種子は土中20cmを超える深さからも出芽し、春から秋まで長期間にわたってだらだらと発生が見られる。種子は土中で5年程度生存するといわれている。
アレチウリの芽生えは、キュウリに似て大きく、他の雑草と見分けることは容易である。
発生密度が1㎡あたり1本以下と低い場合でも、その生育の旺盛さから、最終的に甚大な減収をもたらすため、生育初期段階での防除が肝要である。
種子は大きく深い所からも発生するため、土壌処理剤は効きにくい傾向がある。
発生後のアレチウリに対しては、一般に茎葉処理剤または抜き取りにより対応するが、アレチウリの芽生えが完全に水没するように数日間湛水することで防除できる可能性も示されている。
つる長が1m程度までなら根の張りは少なく、抜き取りは比較的容易である。抜き取りの際、茎の節を残してしまうと、そこから再生してくるので注意が必要であるが、子葉より下の部分からの再生はないので、根が多少残っても問題はない。
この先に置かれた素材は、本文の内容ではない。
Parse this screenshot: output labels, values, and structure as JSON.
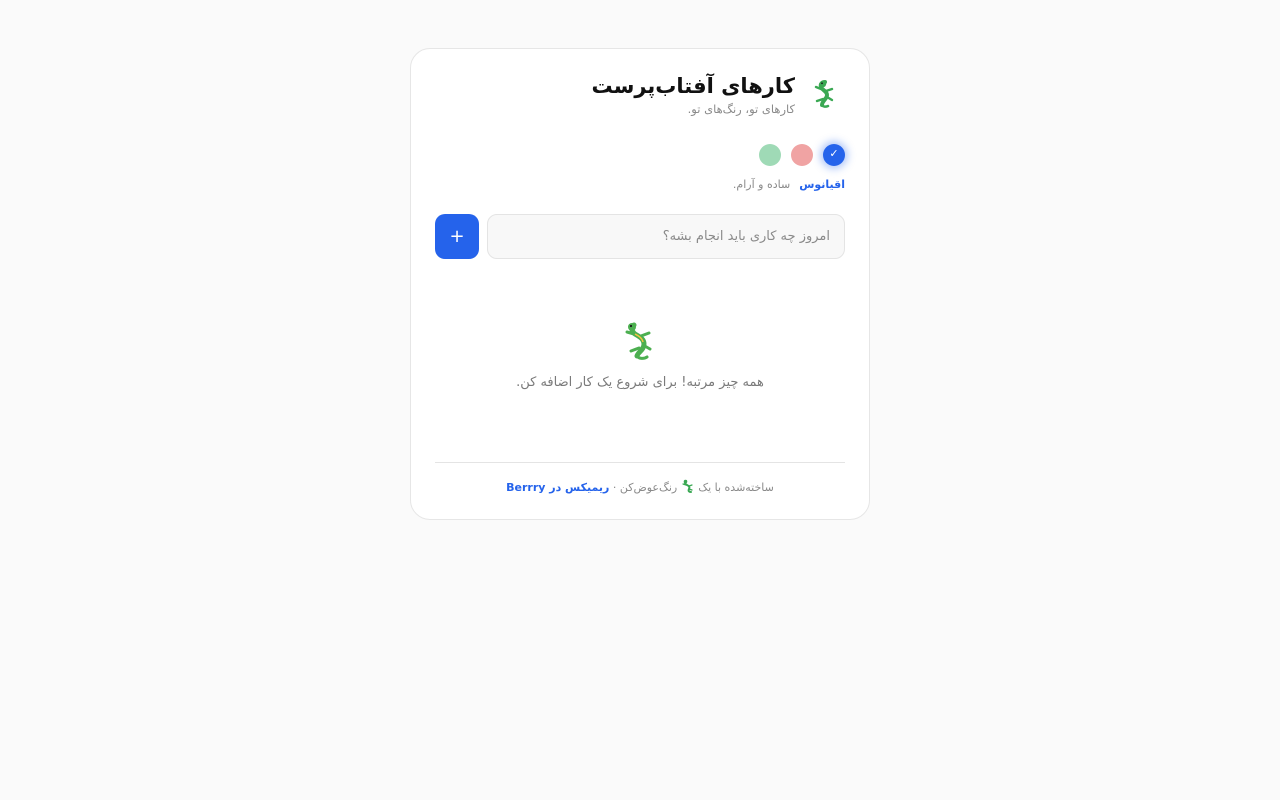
{
  "app": {
    "title": "کارهای آفتاب‌پرست",
    "subtitle": "کارهای تو، رنگ‌های تو.",
    "logo_icon": "lizard-icon"
  },
  "themes": {
    "selected": "ocean",
    "options": [
      {
        "id": "ocean",
        "color": "#2563eb",
        "selected": true
      },
      {
        "id": "rose",
        "color": "#f0a3a3",
        "selected": false
      },
      {
        "id": "mint",
        "color": "#9fdab6",
        "selected": false
      }
    ],
    "selected_name": "اقیانوس",
    "selected_desc": "ساده و آرام.",
    "check_glyph": "✓"
  },
  "task_input": {
    "placeholder": "امروز چه کاری باید انجام بشه؟",
    "value": ""
  },
  "add_button": {
    "label": "+"
  },
  "empty_state": {
    "icon": "lizard-icon",
    "message": "همه چیز مرتبه! برای شروع یک کار اضافه کن."
  },
  "footer": {
    "prefix": "ساخته‌شده با یک",
    "icon": "lizard-icon",
    "suffix": "رنگ‌عوض‌کن ·",
    "link_label": "ریمیکس در Berrry"
  },
  "colors": {
    "accent": "#2563eb",
    "background": "#fafafa",
    "card": "#ffffff"
  }
}
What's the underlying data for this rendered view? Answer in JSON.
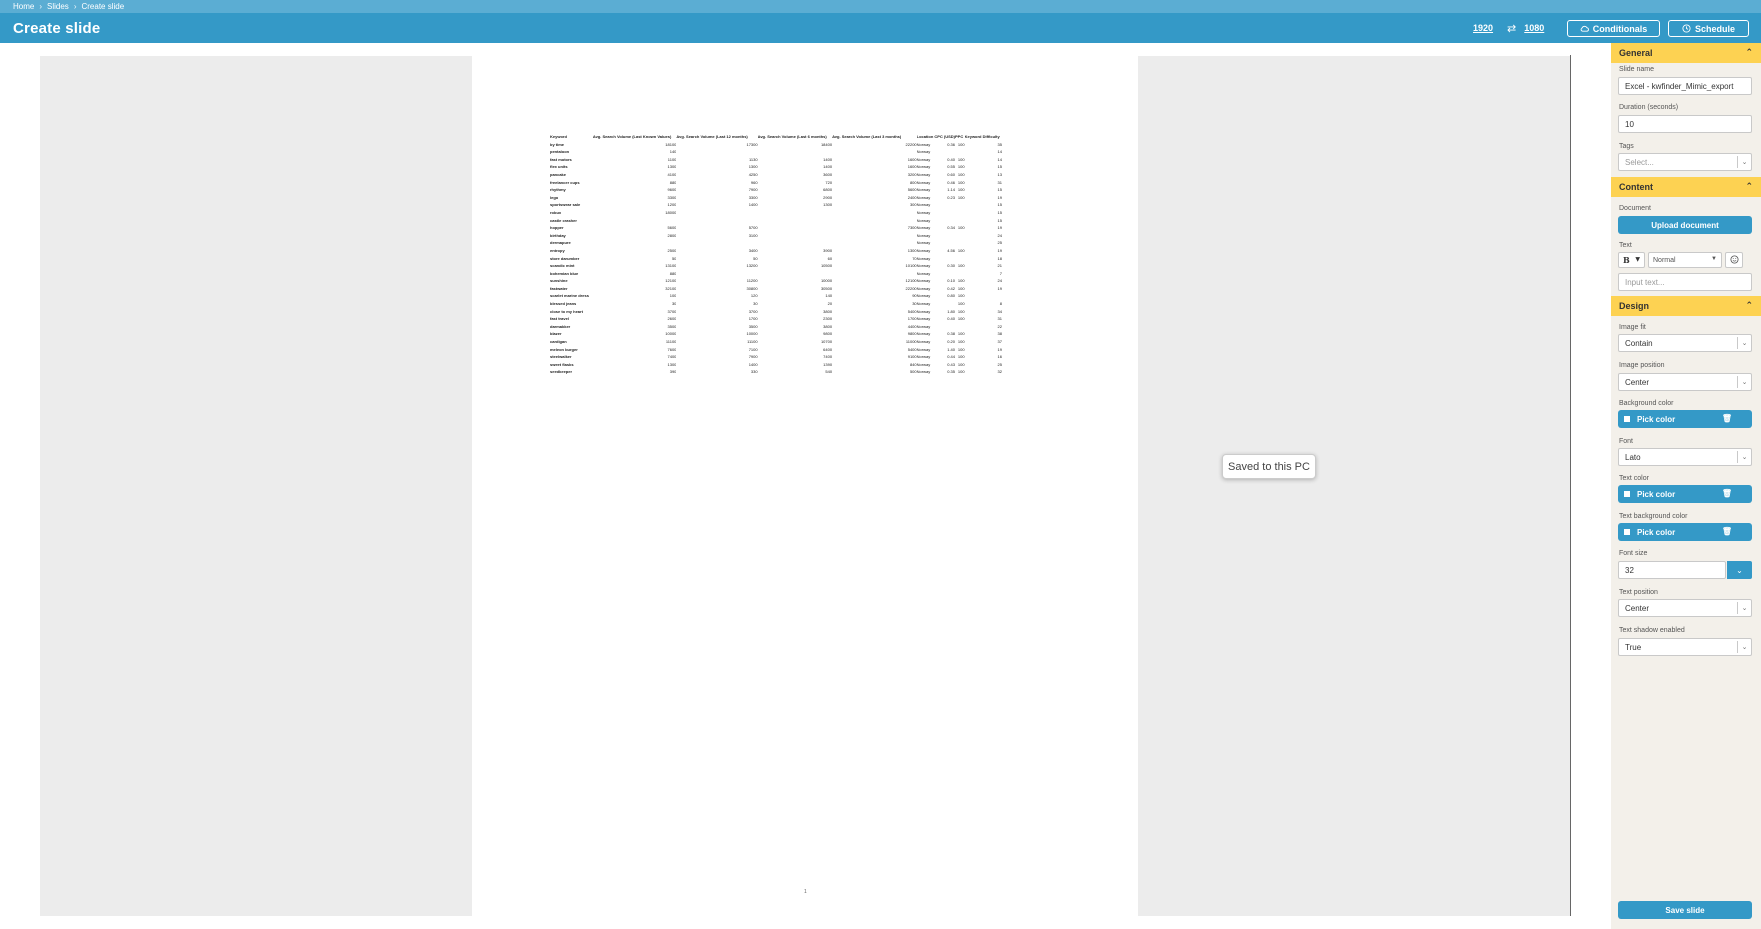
{
  "breadcrumb": [
    "Home",
    "Slides",
    "Create slide"
  ],
  "header": {
    "title": "Create slide",
    "width": "1920",
    "height": "1080",
    "conditionals_label": "Conditionals",
    "schedule_label": "Schedule"
  },
  "preview": {
    "page_number": "1",
    "toast": "Saved to this PC"
  },
  "table": {
    "headers": [
      "Keyword",
      "Avg. Search Volume (Last Known Values)",
      "Avg. Search Volume (Last 12 months)",
      "Avg. Search Volume (Last 6 months)",
      "Avg. Search Volume (Last 3 months)",
      "Location",
      "CPC (USD)",
      "PPC",
      "Keyword Difficulty"
    ],
    "rows": [
      [
        "by time",
        "18100",
        "17300",
        "18400",
        "22200",
        "Norway",
        "0.36",
        "100",
        "35"
      ],
      [
        "pentaloon",
        "140",
        "",
        "",
        "",
        "Norway",
        "",
        "",
        "14"
      ],
      [
        "fast motors",
        "1100",
        "1130",
        "1400",
        "1600",
        "Norway",
        "0.40",
        "100",
        "14"
      ],
      [
        "flex units",
        "1300",
        "1300",
        "1400",
        "1600",
        "Norway",
        "0.55",
        "100",
        "15"
      ],
      [
        "pancake",
        "4100",
        "4250",
        "3600",
        "3200",
        "Norway",
        "0.60",
        "100",
        "13"
      ],
      [
        "freelancer cups",
        "880",
        "960",
        "720",
        "800",
        "Norway",
        "0.46",
        "100",
        "31"
      ],
      [
        "rhythmy",
        "9600",
        "7900",
        "6800",
        "5600",
        "Norway",
        "1.14",
        "100",
        "15"
      ],
      [
        "lego",
        "3300",
        "3300",
        "2900",
        "2400",
        "Norway",
        "0.23",
        "100",
        "19"
      ],
      [
        "sportswear sale",
        "1200",
        "1400",
        "1300",
        "300",
        "Norway",
        "",
        "",
        "15"
      ],
      [
        "robux",
        "18000",
        "",
        "",
        "",
        "Norway",
        "",
        "",
        "15"
      ],
      [
        "castle crasher",
        "",
        "",
        "",
        "",
        "Norway",
        "",
        "",
        "15"
      ],
      [
        "hopper",
        "5600",
        "5700",
        "",
        "7300",
        "Norway",
        "0.34",
        "100",
        "19"
      ],
      [
        "birthday",
        "2800",
        "3100",
        "",
        "",
        "Norway",
        "",
        "",
        "24"
      ],
      [
        "dermapure",
        "",
        "",
        "",
        "",
        "Norway",
        "",
        "",
        "25"
      ],
      [
        "entropy",
        "2500",
        "3400",
        "3900",
        "1300",
        "Norway",
        "4.56",
        "100",
        "19"
      ],
      [
        "store darumber",
        "50",
        "50",
        "60",
        "70",
        "Norway",
        "",
        "",
        "18"
      ],
      [
        "scandic mint",
        "13100",
        "13200",
        "10500",
        "10100",
        "Norway",
        "0.30",
        "100",
        "21"
      ],
      [
        "bohemian blue",
        "880",
        "",
        "",
        "",
        "Norway",
        "",
        "",
        "7"
      ],
      [
        "sunshine",
        "12100",
        "11200",
        "10000",
        "12100",
        "Norway",
        "0.10",
        "100",
        "24"
      ],
      [
        "fastwater",
        "32100",
        "30800",
        "30500",
        "22200",
        "Norway",
        "0.42",
        "100",
        "19"
      ],
      [
        "scarlet marine dress",
        "100",
        "120",
        "140",
        "90",
        "Norway",
        "0.80",
        "100",
        ""
      ],
      [
        "blessed jeans",
        "30",
        "30",
        "20",
        "30",
        "Norway",
        "",
        "100",
        "8"
      ],
      [
        "close to my heart",
        "3700",
        "3700",
        "3800",
        "5400",
        "Norway",
        "1.80",
        "100",
        "34"
      ],
      [
        "fast travel",
        "2600",
        "1700",
        "2300",
        "1700",
        "Norway",
        "0.40",
        "100",
        "31"
      ],
      [
        "darmakker",
        "3500",
        "3500",
        "3800",
        "4400",
        "Norway",
        "",
        "",
        "22"
      ],
      [
        "blazer",
        "10000",
        "10000",
        "9800",
        "9800",
        "Norway",
        "0.38",
        "100",
        "38"
      ],
      [
        "cardigan",
        "11100",
        "11100",
        "10700",
        "11000",
        "Norway",
        "0.20",
        "100",
        "37"
      ],
      [
        "meleon burger",
        "7600",
        "7100",
        "6400",
        "5400",
        "Norway",
        "1.40",
        "100",
        "19"
      ],
      [
        "steelwalker",
        "7400",
        "7900",
        "7400",
        "9100",
        "Norway",
        "0.44",
        "100",
        "16"
      ],
      [
        "sweet flasks",
        "1300",
        "1400",
        "1390",
        "840",
        "Norway",
        "0.43",
        "100",
        "25"
      ],
      [
        "seedkeeper",
        "390",
        "330",
        "540",
        "500",
        "Norway",
        "0.35",
        "100",
        "32"
      ]
    ]
  },
  "sidebar": {
    "general": {
      "title": "General",
      "slide_name_label": "Slide name",
      "slide_name_value": "Excel - kwfinder_Mimic_export",
      "duration_label": "Duration (seconds)",
      "duration_value": "10",
      "tags_label": "Tags",
      "tags_placeholder": "Select..."
    },
    "content": {
      "title": "Content",
      "document_label": "Document",
      "upload_label": "Upload document",
      "text_label": "Text",
      "bold_label": "B",
      "style_value": "Normal",
      "text_placeholder": "Input text..."
    },
    "design": {
      "title": "Design",
      "image_fit_label": "Image fit",
      "image_fit_value": "Contain",
      "image_position_label": "Image position",
      "image_position_value": "Center",
      "background_color_label": "Background color",
      "font_label": "Font",
      "font_value": "Lato",
      "text_color_label": "Text color",
      "text_bg_color_label": "Text background color",
      "pick_color_label": "Pick color",
      "font_size_label": "Font size",
      "font_size_value": "32",
      "text_position_label": "Text position",
      "text_position_value": "Center",
      "text_shadow_label": "Text shadow enabled",
      "text_shadow_value": "True"
    },
    "save_label": "Save slide"
  },
  "colors": {
    "header_blue": "#3499c7",
    "breadcrumb_blue": "#5badd3",
    "section_yellow": "#fdd252",
    "sidebar_bg": "#f3f0ea"
  }
}
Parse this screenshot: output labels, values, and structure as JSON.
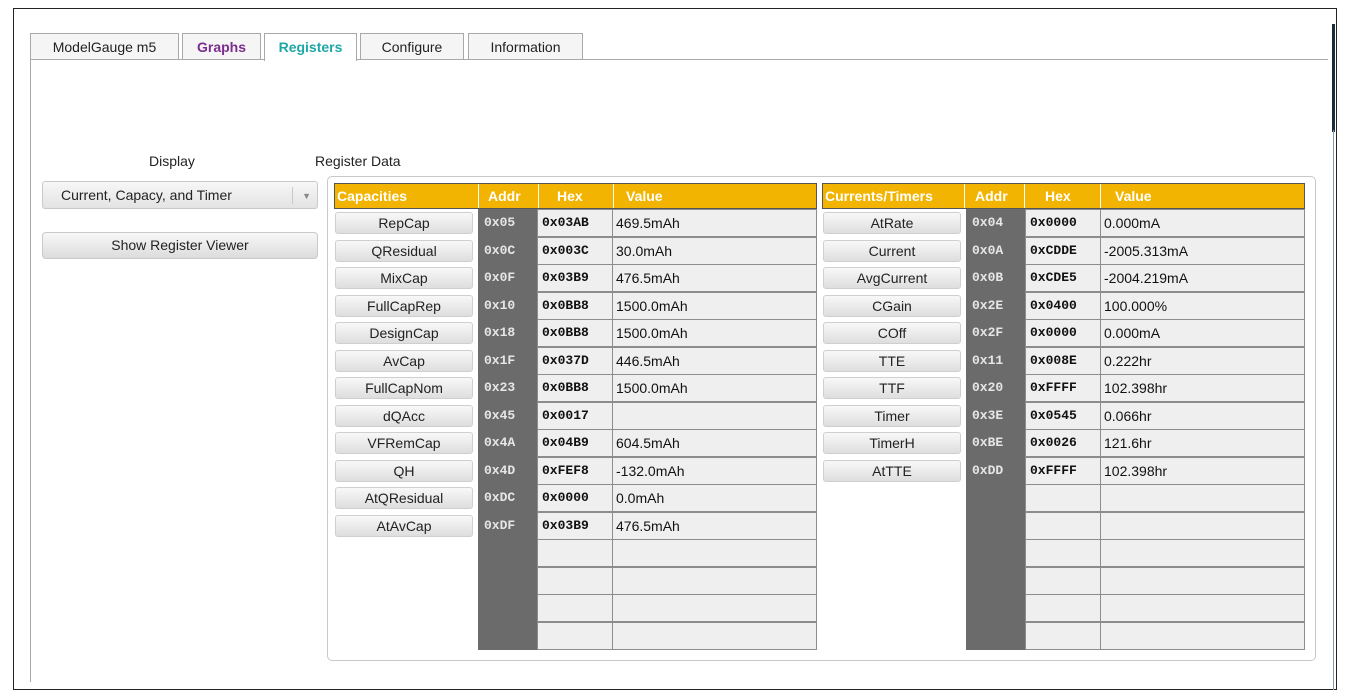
{
  "tabs": [
    {
      "label": "ModelGauge m5",
      "color": "#222222"
    },
    {
      "label": "Graphs",
      "color": "#7b2d8e"
    },
    {
      "label": "Registers",
      "color": "#1fa7a7"
    },
    {
      "label": "Configure",
      "color": "#222222"
    },
    {
      "label": "Information",
      "color": "#222222"
    }
  ],
  "display": {
    "label": "Display",
    "selected": "Current, Capacy, and Timer",
    "show_button": "Show Register Viewer"
  },
  "register_data_label": "Register Data",
  "capacities": {
    "headers": {
      "name": "Capacities",
      "addr": "Addr",
      "hex": "Hex",
      "value": "Value"
    },
    "rows": [
      {
        "name": "RepCap",
        "addr": "0x05",
        "hex": "0x03AB",
        "value": "469.5mAh"
      },
      {
        "name": "QResidual",
        "addr": "0x0C",
        "hex": "0x003C",
        "value": "30.0mAh"
      },
      {
        "name": "MixCap",
        "addr": "0x0F",
        "hex": "0x03B9",
        "value": "476.5mAh"
      },
      {
        "name": "FullCapRep",
        "addr": "0x10",
        "hex": "0x0BB8",
        "value": "1500.0mAh"
      },
      {
        "name": "DesignCap",
        "addr": "0x18",
        "hex": "0x0BB8",
        "value": "1500.0mAh"
      },
      {
        "name": "AvCap",
        "addr": "0x1F",
        "hex": "0x037D",
        "value": "446.5mAh"
      },
      {
        "name": "FullCapNom",
        "addr": "0x23",
        "hex": "0x0BB8",
        "value": "1500.0mAh"
      },
      {
        "name": "dQAcc",
        "addr": "0x45",
        "hex": "0x0017",
        "value": ""
      },
      {
        "name": "VFRemCap",
        "addr": "0x4A",
        "hex": "0x04B9",
        "value": "604.5mAh"
      },
      {
        "name": "QH",
        "addr": "0x4D",
        "hex": "0xFEF8",
        "value": "-132.0mAh"
      },
      {
        "name": "AtQResidual",
        "addr": "0xDC",
        "hex": "0x0000",
        "value": "0.0mAh"
      },
      {
        "name": "AtAvCap",
        "addr": "0xDF",
        "hex": "0x03B9",
        "value": "476.5mAh"
      }
    ]
  },
  "currents": {
    "headers": {
      "name": "Currents/Timers",
      "addr": "Addr",
      "hex": "Hex",
      "value": "Value"
    },
    "rows": [
      {
        "name": "AtRate",
        "addr": "0x04",
        "hex": "0x0000",
        "value": "0.000mA"
      },
      {
        "name": "Current",
        "addr": "0x0A",
        "hex": "0xCDDE",
        "value": "-2005.313mA"
      },
      {
        "name": "AvgCurrent",
        "addr": "0x0B",
        "hex": "0xCDE5",
        "value": "-2004.219mA"
      },
      {
        "name": "CGain",
        "addr": "0x2E",
        "hex": "0x0400",
        "value": "100.000%"
      },
      {
        "name": "COff",
        "addr": "0x2F",
        "hex": "0x0000",
        "value": "0.000mA"
      },
      {
        "name": "TTE",
        "addr": "0x11",
        "hex": "0x008E",
        "value": "0.222hr"
      },
      {
        "name": "TTF",
        "addr": "0x20",
        "hex": "0xFFFF",
        "value": "102.398hr"
      },
      {
        "name": "Timer",
        "addr": "0x3E",
        "hex": "0x0545",
        "value": "0.066hr"
      },
      {
        "name": "TimerH",
        "addr": "0xBE",
        "hex": "0x0026",
        "value": "121.6hr"
      },
      {
        "name": "AtTTE",
        "addr": "0xDD",
        "hex": "0xFFFF",
        "value": "102.398hr"
      }
    ]
  }
}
ただし、発生は長期間にわたるため、少なくとも1か月おきに3回以上の抜き取り作業が必要である。
作物に完全に被覆された芽生えはやがて枯死するため、抜き取りの際には、できるだけギャップ(地面が露出した部分)を作らないように気をつけながら、作物の上に出てきたアレチウリのみを抜き取っていくのが効率的である。
アレチウリの結実時期は8月以降であるので、結実時期前に収穫できる早生品種を作付し、アレチウリの新たな種子を落とさないようにすることも有効な防除手段となる。